Forty-eight days after my stepfather passed away, I had a dream. In the dream I am in the house I grew up in, the house where my mother still lives. My mother and two of my uncles are there, and also several people from the City of Ten Thousand Buddhas. People are standing around the living room and the kitchen, in circles chatting. It’s some kind of social gathering. I notice that there’s a conversation about death; someone is dying, someone that I know. At first I’m upset that no one told me.
“Why is this happening? Why didn’t anyone tell me?”
“We didn’t want to upset you,” they say. “We weren’t sure how to bring it up. They are dying for the same reason that your step-father died.”
“Why is that? Why did he die?” I want to know.
“He died because he worked so hard,” they say. “He never stopped working for other people, and didn’t take enough time to relax. This is why he died before his time.”
I’m struck by the bittersweet taste of a noble death, the inevitability, the choices made—a sense of the weight of one’s life.
I’m struck by the bittersweet taste of a noble death, the inevitability, the choices made—a sense of the weight of one’s life. I sit down at the kitchen table and cry.
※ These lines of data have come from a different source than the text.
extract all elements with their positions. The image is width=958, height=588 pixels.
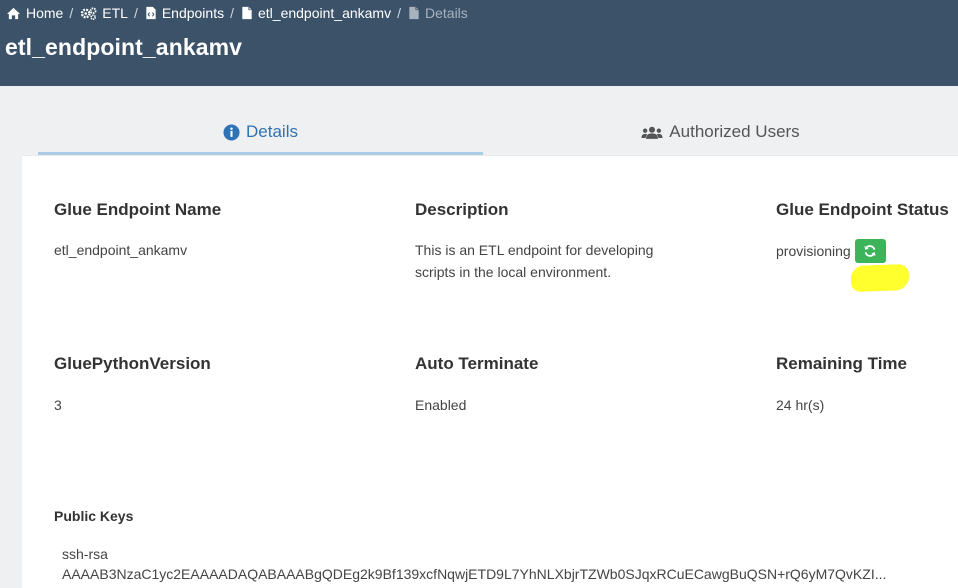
info-circle-icon bbox=[223, 123, 240, 141]
tab-authorized-users-label: Authorized Users bbox=[669, 122, 800, 141]
endpoint-name-value: etl_endpoint_ankamv bbox=[54, 242, 188, 258]
breadcrumb-separator: / bbox=[230, 5, 234, 21]
breadcrumb-etl-label: ETL bbox=[102, 5, 128, 21]
python-version-value: 3 bbox=[54, 397, 62, 413]
description-label: Description bbox=[415, 200, 509, 219]
breadcrumb-separator: / bbox=[69, 5, 74, 21]
breadcrumb-current: Details bbox=[408, 5, 468, 21]
auto-terminate-value: Enabled bbox=[415, 397, 467, 413]
description-line: scripts in the local environment. bbox=[415, 264, 612, 280]
description-line: This is an ETL endpoint for developing bbox=[415, 242, 654, 258]
refresh-status-button[interactable] bbox=[854, 239, 886, 263]
users-icon bbox=[641, 125, 663, 140]
public-keys-label: Public Keys bbox=[54, 508, 134, 524]
endpoint-status-label: Glue Endpoint Status bbox=[776, 200, 949, 219]
breadcrumb-home-label: Home bbox=[26, 5, 64, 21]
remaining-time-value: 24 hr(s) bbox=[776, 397, 825, 413]
file-icon bbox=[241, 6, 253, 20]
endpoint-status: provisioning bbox=[776, 239, 886, 263]
home-icon bbox=[6, 7, 21, 20]
breadcrumb-separator: / bbox=[397, 5, 401, 21]
breadcrumb-separator: / bbox=[133, 5, 138, 21]
gears-icon bbox=[80, 6, 97, 20]
tab-details[interactable]: Details bbox=[38, 112, 483, 155]
breadcrumb-current-label: Details bbox=[425, 5, 468, 21]
breadcrumb-home[interactable]: Home bbox=[6, 5, 63, 21]
tab-details-label: Details bbox=[246, 122, 298, 141]
public-key-type: ssh-rsa bbox=[62, 546, 108, 562]
breadcrumb-endpoint[interactable]: etl_endpoint_ankamv bbox=[241, 5, 391, 21]
remaining-time-label: Remaining Time bbox=[776, 354, 907, 373]
breadcrumb: Home / ETL / Endpoints / etl_endpoint_an… bbox=[6, 4, 468, 22]
breadcrumb-endpoint-label: etl_endpoint_ankamv bbox=[258, 5, 392, 21]
breadcrumb-endpoints[interactable]: Endpoints bbox=[145, 5, 224, 21]
python-version-label: GluePythonVersion bbox=[54, 354, 211, 373]
highlighter-mark bbox=[850, 263, 910, 293]
page-title: etl_endpoint_ankamv bbox=[5, 34, 243, 60]
public-key-data: AAAAB3NzaC1yc2EAAAADAQABAAABgQDEg2k9Bf13… bbox=[62, 566, 887, 582]
public-keys-value: ssh-rsa AAAAB3NzaC1yc2EAAAADAQABAAABgQDE… bbox=[62, 544, 958, 584]
breadcrumb-endpoints-label: Endpoints bbox=[161, 5, 225, 21]
page-header: Home / ETL / Endpoints / etl_endpoint_an… bbox=[0, 0, 958, 86]
description-value: This is an ETL endpoint for developing s… bbox=[415, 239, 715, 283]
tab-authorized-users[interactable]: Authorized Users bbox=[483, 112, 958, 152]
auto-terminate-label: Auto Terminate bbox=[415, 354, 539, 373]
endpoint-name-label: Glue Endpoint Name bbox=[54, 200, 222, 219]
code-file-icon bbox=[145, 6, 157, 20]
status-value: provisioning bbox=[776, 243, 851, 259]
file-icon bbox=[408, 6, 420, 20]
refresh-icon bbox=[863, 244, 877, 258]
breadcrumb-etl[interactable]: ETL bbox=[80, 5, 128, 21]
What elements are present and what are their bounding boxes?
I can only see the blackness of my face in my hands, but I feel my mother’s arm around me, comforting me.
Regaining my composure, I look up again—most of the assembly from CTTB is gathering around the front door; they are assembling to walk. We all line up in rows, with the monks and nuns in front, and walk down the road. The ground and the trees are covered with snow outside, and the road has been sanded and plowed. We walk up the road on the same path where my mother and I would walk shortly after my stepfather’s passing.
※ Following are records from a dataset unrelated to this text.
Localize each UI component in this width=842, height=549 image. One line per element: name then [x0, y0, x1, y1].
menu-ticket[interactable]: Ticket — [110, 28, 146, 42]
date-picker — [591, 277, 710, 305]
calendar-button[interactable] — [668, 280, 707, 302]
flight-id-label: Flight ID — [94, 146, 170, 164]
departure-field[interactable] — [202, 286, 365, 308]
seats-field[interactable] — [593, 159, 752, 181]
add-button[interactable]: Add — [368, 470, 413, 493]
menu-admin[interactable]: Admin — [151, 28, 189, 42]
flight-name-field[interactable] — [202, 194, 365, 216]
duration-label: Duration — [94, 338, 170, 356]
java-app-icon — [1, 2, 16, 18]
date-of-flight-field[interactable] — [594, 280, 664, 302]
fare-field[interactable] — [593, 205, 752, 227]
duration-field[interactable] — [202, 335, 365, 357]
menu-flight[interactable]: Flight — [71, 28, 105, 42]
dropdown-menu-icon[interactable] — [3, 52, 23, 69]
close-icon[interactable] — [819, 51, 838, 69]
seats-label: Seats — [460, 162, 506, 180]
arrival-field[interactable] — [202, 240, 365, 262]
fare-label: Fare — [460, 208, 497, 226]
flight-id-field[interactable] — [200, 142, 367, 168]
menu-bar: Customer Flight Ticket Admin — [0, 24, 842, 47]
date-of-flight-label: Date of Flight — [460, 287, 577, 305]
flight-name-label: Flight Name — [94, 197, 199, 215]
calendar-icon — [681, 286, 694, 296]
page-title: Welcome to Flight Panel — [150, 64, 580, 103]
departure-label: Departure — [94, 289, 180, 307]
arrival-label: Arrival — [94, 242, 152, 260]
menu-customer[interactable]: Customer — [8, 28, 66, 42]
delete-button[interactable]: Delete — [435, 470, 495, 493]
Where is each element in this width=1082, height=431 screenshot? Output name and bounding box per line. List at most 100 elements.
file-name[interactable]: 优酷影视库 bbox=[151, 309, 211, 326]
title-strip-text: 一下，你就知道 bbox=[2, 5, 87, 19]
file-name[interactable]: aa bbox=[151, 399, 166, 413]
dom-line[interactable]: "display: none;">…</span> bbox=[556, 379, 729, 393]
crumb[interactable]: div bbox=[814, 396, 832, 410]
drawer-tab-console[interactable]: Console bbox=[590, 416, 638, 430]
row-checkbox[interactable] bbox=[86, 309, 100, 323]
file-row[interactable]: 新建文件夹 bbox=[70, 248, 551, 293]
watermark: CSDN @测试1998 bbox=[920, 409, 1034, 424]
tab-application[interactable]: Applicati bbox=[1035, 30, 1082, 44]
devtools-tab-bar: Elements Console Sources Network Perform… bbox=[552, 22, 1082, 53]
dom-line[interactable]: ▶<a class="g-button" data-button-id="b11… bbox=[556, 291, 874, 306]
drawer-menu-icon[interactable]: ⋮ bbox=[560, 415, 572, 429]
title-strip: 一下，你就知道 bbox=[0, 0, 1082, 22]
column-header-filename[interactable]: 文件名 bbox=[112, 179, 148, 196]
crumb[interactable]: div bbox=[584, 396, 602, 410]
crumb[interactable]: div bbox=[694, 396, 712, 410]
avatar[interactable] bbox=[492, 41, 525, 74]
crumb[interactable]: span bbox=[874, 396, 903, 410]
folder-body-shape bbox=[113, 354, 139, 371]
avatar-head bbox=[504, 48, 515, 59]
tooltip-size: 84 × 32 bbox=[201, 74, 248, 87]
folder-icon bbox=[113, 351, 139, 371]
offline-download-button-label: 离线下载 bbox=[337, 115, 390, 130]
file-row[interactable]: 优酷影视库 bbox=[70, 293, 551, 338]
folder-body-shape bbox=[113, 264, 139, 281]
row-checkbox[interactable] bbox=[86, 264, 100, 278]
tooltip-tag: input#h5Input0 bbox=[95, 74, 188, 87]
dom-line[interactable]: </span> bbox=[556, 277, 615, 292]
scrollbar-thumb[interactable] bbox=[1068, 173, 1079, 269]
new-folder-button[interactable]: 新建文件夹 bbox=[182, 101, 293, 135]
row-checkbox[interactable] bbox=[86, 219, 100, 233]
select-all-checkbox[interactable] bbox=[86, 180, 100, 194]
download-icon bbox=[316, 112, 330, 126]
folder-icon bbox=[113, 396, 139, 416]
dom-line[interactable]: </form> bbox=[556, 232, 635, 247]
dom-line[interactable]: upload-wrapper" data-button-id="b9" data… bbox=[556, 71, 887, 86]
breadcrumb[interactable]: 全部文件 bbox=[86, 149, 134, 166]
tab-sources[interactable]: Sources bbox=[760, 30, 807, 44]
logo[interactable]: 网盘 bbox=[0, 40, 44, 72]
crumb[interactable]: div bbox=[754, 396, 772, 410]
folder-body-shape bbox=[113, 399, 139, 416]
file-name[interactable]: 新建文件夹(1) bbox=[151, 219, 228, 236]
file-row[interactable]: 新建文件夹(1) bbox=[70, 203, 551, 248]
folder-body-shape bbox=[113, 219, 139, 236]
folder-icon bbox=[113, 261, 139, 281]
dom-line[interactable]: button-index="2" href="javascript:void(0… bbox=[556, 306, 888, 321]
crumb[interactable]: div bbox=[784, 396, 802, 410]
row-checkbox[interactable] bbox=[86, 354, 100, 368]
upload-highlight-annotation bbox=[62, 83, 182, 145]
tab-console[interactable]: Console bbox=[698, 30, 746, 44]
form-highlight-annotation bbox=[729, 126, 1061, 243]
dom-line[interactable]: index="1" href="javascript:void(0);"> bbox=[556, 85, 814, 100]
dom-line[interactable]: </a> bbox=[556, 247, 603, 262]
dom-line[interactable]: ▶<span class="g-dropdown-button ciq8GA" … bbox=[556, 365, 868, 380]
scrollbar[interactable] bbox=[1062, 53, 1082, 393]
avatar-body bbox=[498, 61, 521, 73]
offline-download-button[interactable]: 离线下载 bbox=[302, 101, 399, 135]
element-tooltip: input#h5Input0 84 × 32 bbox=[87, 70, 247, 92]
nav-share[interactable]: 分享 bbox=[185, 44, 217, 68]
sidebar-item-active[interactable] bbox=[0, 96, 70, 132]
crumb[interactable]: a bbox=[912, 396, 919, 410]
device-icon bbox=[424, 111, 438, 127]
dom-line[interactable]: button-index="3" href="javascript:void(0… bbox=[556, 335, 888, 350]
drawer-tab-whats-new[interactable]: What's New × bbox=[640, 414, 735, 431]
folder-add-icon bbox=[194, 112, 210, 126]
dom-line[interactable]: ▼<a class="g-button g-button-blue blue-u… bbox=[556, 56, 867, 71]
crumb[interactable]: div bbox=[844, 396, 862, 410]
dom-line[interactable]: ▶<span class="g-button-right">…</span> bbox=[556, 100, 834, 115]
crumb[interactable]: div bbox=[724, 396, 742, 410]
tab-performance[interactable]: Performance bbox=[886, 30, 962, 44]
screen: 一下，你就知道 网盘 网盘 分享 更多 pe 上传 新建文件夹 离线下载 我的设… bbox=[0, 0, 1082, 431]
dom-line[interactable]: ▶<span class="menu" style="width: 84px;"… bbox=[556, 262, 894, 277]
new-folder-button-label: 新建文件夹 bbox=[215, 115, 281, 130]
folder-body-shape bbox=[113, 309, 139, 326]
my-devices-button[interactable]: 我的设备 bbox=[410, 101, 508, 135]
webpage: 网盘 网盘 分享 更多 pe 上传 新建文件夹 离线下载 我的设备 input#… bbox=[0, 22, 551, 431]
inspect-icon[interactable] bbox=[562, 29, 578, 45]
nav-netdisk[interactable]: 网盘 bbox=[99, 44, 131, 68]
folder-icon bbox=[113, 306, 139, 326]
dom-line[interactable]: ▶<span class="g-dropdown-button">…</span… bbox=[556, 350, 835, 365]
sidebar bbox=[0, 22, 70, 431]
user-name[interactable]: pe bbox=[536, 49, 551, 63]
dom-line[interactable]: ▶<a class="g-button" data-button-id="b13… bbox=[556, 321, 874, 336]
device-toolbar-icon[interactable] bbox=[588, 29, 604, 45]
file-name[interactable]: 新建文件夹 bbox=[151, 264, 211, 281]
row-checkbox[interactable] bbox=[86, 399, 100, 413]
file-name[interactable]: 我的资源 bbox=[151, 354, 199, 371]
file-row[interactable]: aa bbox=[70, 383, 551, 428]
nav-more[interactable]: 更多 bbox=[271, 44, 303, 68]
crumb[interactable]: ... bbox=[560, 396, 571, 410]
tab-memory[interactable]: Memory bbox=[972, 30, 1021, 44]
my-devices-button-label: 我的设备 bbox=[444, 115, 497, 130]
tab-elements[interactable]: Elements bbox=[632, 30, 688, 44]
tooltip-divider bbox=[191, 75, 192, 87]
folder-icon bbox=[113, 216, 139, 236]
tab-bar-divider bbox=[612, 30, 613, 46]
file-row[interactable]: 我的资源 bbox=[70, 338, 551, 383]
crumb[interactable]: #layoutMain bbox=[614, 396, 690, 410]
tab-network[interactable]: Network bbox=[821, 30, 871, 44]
The assembly kept going up the road, past the point where my mother and I would usually turn around, chanting “Namo Amitabha, Namo Amitabha” together. I begin floating above the assembly instead of walking with them. I try crossing my legs, and discover that in doing so I can decide where I am floating. We continue that way to the end of the road, with me floating along above the assembly as we all chant.
There is a palpable vibration and a low humming sound. The humming becomes a drone that vibrates all around me.
At the end of the road is a store, and we all stop there and take a break. I wander inside the store—there’s an interesting sculpture there that has floating parts. I play with it a bit, and discover that actually, none of the parts are held firmly in place—I can move them all around, but then when I let go they are held in place as if by some kind of magnetic field. After playing with the sculpture for a bit, I start looking around at other things and realize that actually, everything is like this. There is a palpable vibration and a low humming sound. The humming becomes a drone that vibrates all around me. A few of my friends from the City are sitting in a circle now, teaching our chant to some people that happened to be at the store. The low drone harmonizes with the melody, “Amitabha, Amitabha….”
I woke up with the chant still in my head, humming it for the rest of the day. Later in the afternoon when I had a chance to sit down, I went up to the University to write down the notes on my computer.